The name field must be set to a non-empty string. Also either parser or parser2 must set to point to a parsing routine which will generate the tag entries. All other fields are optional.

Reading input file stream

Now all that is left is to implement the parser. In order to do its job, the parser should read the file stream using using one of the two I/O interfaces: either the character-oriented getcFromInputFile(), or the line-oriented readLineFromInputFile().

See “Input text stream” for more details.

Parsing

How our Swine parser actually parses the contents of the file is entirely up to the writer of the parser--it can be as crude or elegant as desired. You will note a variety of examples from the most complex (parsers/cxx/*.[hc]) to the simplest (parsers/make.[ch]).

Adding a tag to the tag file

When the Swine parser identifies an interesting token for which it wants to add a tag to the tag file, it should create a tagEntryInfo structure and initialize it by calling initTagEntry(), which initializes defaults and fills information about the current line number and the file position of the beginning of the line.
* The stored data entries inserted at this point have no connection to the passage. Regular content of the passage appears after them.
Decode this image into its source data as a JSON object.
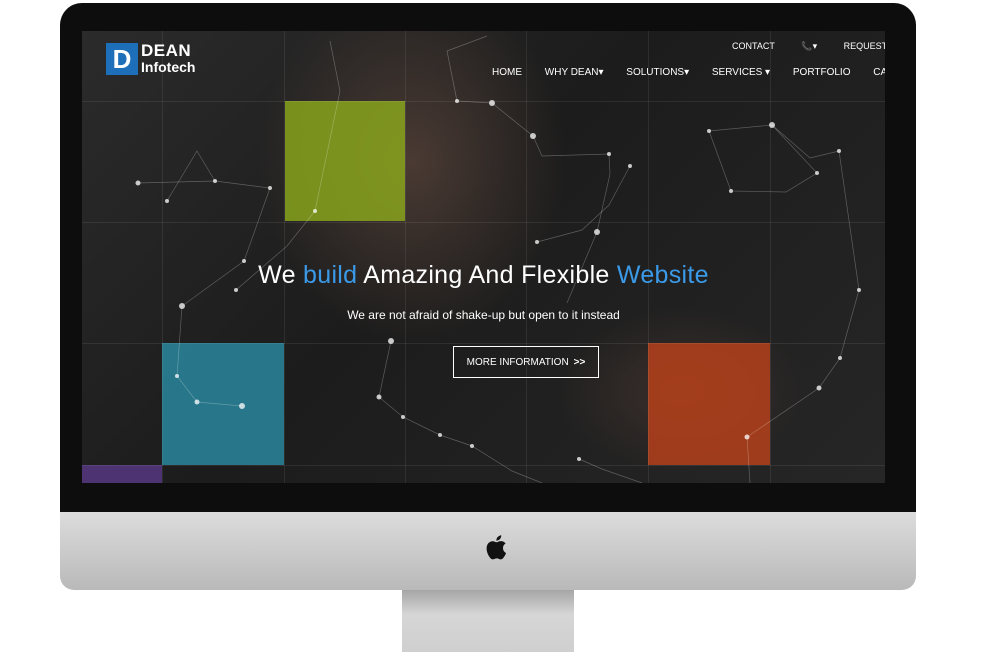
{
  "brand": {
    "mark": "D",
    "name_line1": "DEAN",
    "name_line2": "Infotech"
  },
  "topbar": {
    "contact": "CONTACT",
    "phone": "📞▾",
    "request": "REQUEST"
  },
  "nav": {
    "home": "HOME",
    "why": "WHY DEAN▾",
    "solutions": "SOLUTIONS▾",
    "services": "SERVICES ▾",
    "portfolio": "PORTFOLIO",
    "careers": "CAREE"
  },
  "hero": {
    "headline_part1": "We ",
    "headline_blue1": "build",
    "headline_part2": " Amazing And Flexible ",
    "headline_blue2": "Website",
    "subtitle": "We are not afraid of shake-up but open to it instead",
    "cta_label": "MORE INFORMATION",
    "cta_arrow": ">>"
  },
  "colors": {
    "accent_blue": "#3b9ae8",
    "tile_green": "#8fae1b",
    "tile_teal": "#2a8fa8",
    "tile_orange": "#c2421a",
    "tile_purple": "#5b3a8a"
  },
  "icons": {
    "apple": "apple-icon"
  }
}
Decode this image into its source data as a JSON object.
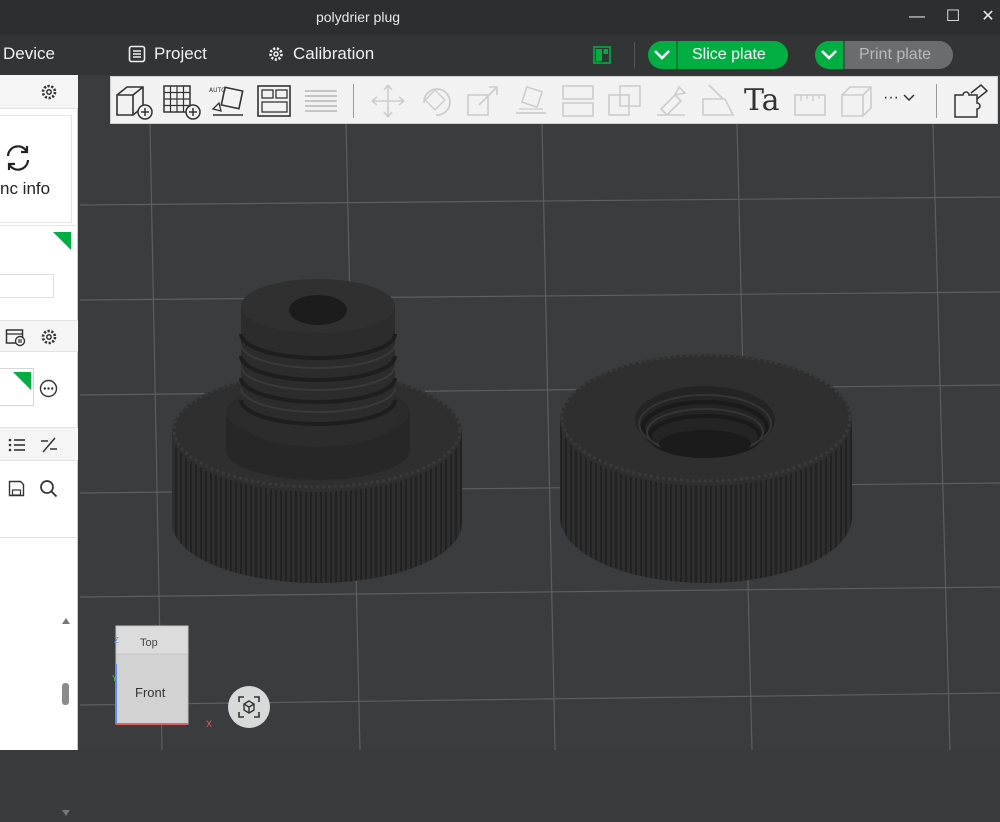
{
  "window": {
    "title": "polydrier plug",
    "controls": {
      "minimize": "—",
      "maximize": "☐",
      "close": "✕"
    }
  },
  "menubar": {
    "device_label": "Device",
    "project_label": "Project",
    "calibration_label": "Calibration",
    "slice_label": "Slice plate",
    "print_label": "Print plate"
  },
  "sidebar": {
    "sync_label": "nc info"
  },
  "viewcube": {
    "top_label": "Top",
    "front_label": "Front",
    "axis_x": "X",
    "axis_y": "Y",
    "axis_z": "Z"
  },
  "toolbar": {
    "icons": [
      "add-object-icon",
      "add-plate-icon",
      "auto-orient-icon",
      "arrange-icon",
      "layers-icon",
      "move-icon",
      "rotate-icon",
      "scale-icon",
      "lay-on-face-icon",
      "split-icon",
      "cut-icon",
      "support-paint-icon",
      "seam-paint-icon",
      "text-icon",
      "measure-icon",
      "assembly-icon",
      "more-icon",
      "puzzle-icon"
    ],
    "text_tool_label": "Ta",
    "more_label": "···"
  },
  "colors": {
    "accent": "#00ae42",
    "titlebar": "#2d2e30",
    "menubar": "#333436",
    "viewport": "#3a3b3c",
    "disabled": "#6b6c6e"
  }
}
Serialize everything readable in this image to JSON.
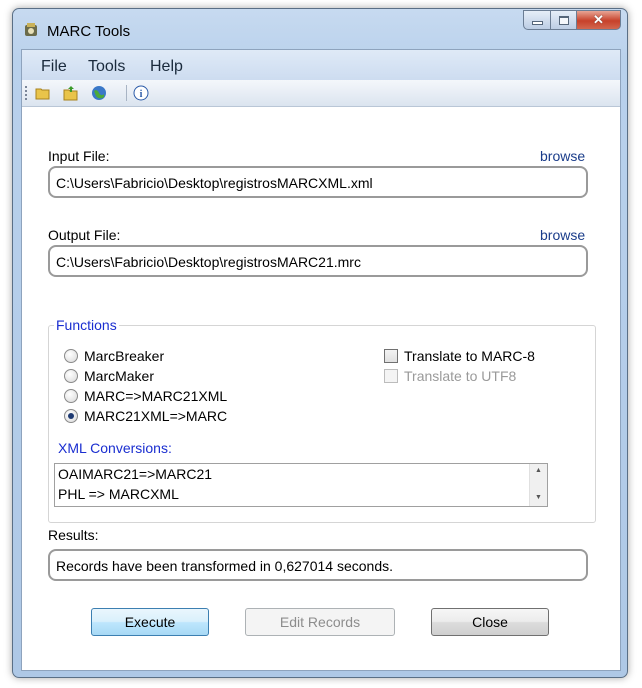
{
  "window": {
    "title": "MARC Tools",
    "icon": "marc-tools-app-icon"
  },
  "window_controls": [
    "minimize",
    "maximize",
    "close"
  ],
  "menu": [
    {
      "label": "File"
    },
    {
      "label": "Tools"
    },
    {
      "label": "Help"
    }
  ],
  "toolbar": [
    {
      "icon": "open-folder-icon",
      "tooltip": "Open"
    },
    {
      "icon": "export-folder-icon",
      "tooltip": "Save"
    },
    {
      "icon": "globe-icon",
      "tooltip": "Web"
    },
    {
      "icon": "info-icon",
      "tooltip": "About"
    }
  ],
  "input": {
    "label": "Input File:",
    "browse": "browse",
    "value": "C:\\Users\\Fabricio\\Desktop\\registrosMARCXML.xml"
  },
  "output": {
    "label": "Output File:",
    "browse": "browse",
    "value": "C:\\Users\\Fabricio\\Desktop\\registrosMARC21.mrc"
  },
  "functions": {
    "title": "Functions",
    "options": [
      {
        "label": "MarcBreaker",
        "selected": false
      },
      {
        "label": "MarcMaker",
        "selected": false
      },
      {
        "label": "MARC=>MARC21XML",
        "selected": false
      },
      {
        "label": "MARC21XML=>MARC",
        "selected": true
      }
    ],
    "checks": [
      {
        "label": "Translate to MARC-8",
        "checked": false,
        "enabled": true
      },
      {
        "label": "Translate to UTF8",
        "checked": false,
        "enabled": false
      }
    ],
    "xml_label": "XML Conversions:",
    "xml_items": [
      "OAIMARC21=>MARC21",
      "PHL => MARCXML"
    ]
  },
  "results": {
    "label": "Results:",
    "value": "Records have been transformed in 0,627014 seconds."
  },
  "buttons": {
    "execute": "Execute",
    "edit": "Edit Records",
    "close": "Close"
  },
  "colors": {
    "group_title": "#1a2ed0",
    "link": "#1a3c8a",
    "close_btn": "#c7412a"
  }
}
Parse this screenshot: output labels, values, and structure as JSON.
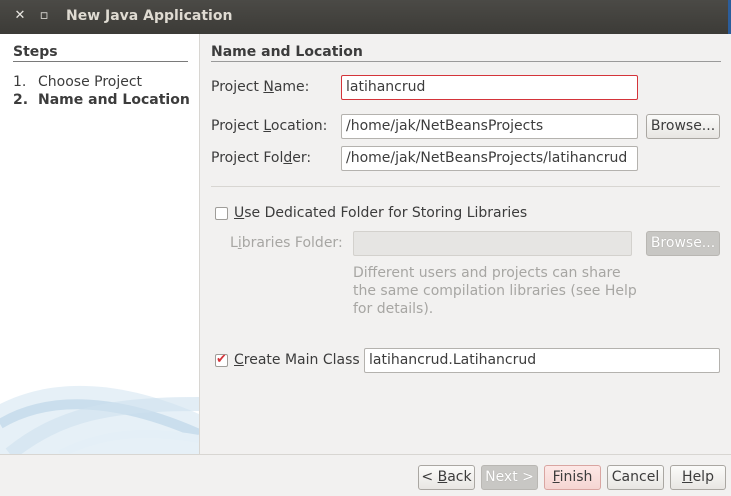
{
  "window": {
    "title": "New Java Application",
    "close_glyph": "✕",
    "minimize_glyph": "▫"
  },
  "steps": {
    "heading": "Steps",
    "items": [
      {
        "num": "1.",
        "label": "Choose Project"
      },
      {
        "num": "2.",
        "label": "Name and Location"
      }
    ]
  },
  "form": {
    "section_heading": "Name and Location",
    "project_name": {
      "label_pre": "Project ",
      "label_key": "N",
      "label_post": "ame:",
      "value": "latihancrud"
    },
    "project_location": {
      "label_pre": "Project ",
      "label_key": "L",
      "label_post": "ocation:",
      "value": "/home/jak/NetBeansProjects",
      "browse_label": "Browse..."
    },
    "project_folder": {
      "label_pre": "Project Fol",
      "label_key": "d",
      "label_post": "er:",
      "value": "/home/jak/NetBeansProjects/latihancrud"
    },
    "dedicated_folder": {
      "label_key": "U",
      "label_post": "se Dedicated Folder for Storing Libraries",
      "checked": false
    },
    "libraries_folder": {
      "label_pre": "L",
      "label_key": "i",
      "label_post": "braries Folder:",
      "value": "",
      "browse_label": "Browse..."
    },
    "description": "Different users and projects can share the same compilation libraries (see Help for details).",
    "create_main_class": {
      "label_key": "C",
      "label_post": "reate Main Class",
      "checked": true,
      "value": "latihancrud.Latihancrud"
    }
  },
  "buttons": {
    "back": {
      "key": "B",
      "post": "ack",
      "pre": "< "
    },
    "next": "Next >",
    "finish": {
      "key": "F",
      "post": "inish"
    },
    "cancel": "Cancel",
    "help": {
      "key": "H",
      "post": "elp"
    }
  }
}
After filling in information defining the current entry (and possibly overriding the file position or other defaults), the parser passes this structure to makeTagEntry().

See “Output tag stream” for more details.

Adding the parser to ctags

Lastly, be sure to add your the name of the file containing your parser (e.g. parsers/swine.c) to the macro PARSER_SRCS in the file source.mak, so that your new module will be compiled into the program.

Misc.

This is all there is to it. All other details are specific to the parser and how it wants to do its job.

There are some support functions which can take care of some commonly needed parsing tasks, such as keyword table lookups (see main/keyword.c), which you can make use of if desired (examples of its use can be found in parsers/c.c, parsers/eiffel.c, and parsers/fortran.c).

Support functions can be found in main/*.h excluding main/*_p.h.

Almost everything is already taken care of automatically for you by the infrastructure. Writing the actual parsing algorithm is the hardest part, but is not constrained by any need to conform to anything in ctags other than that mentioned above.

There are several different approaches used in the parsers inside Universal Ctags and you can browse through these as examples of how to go about creating your own.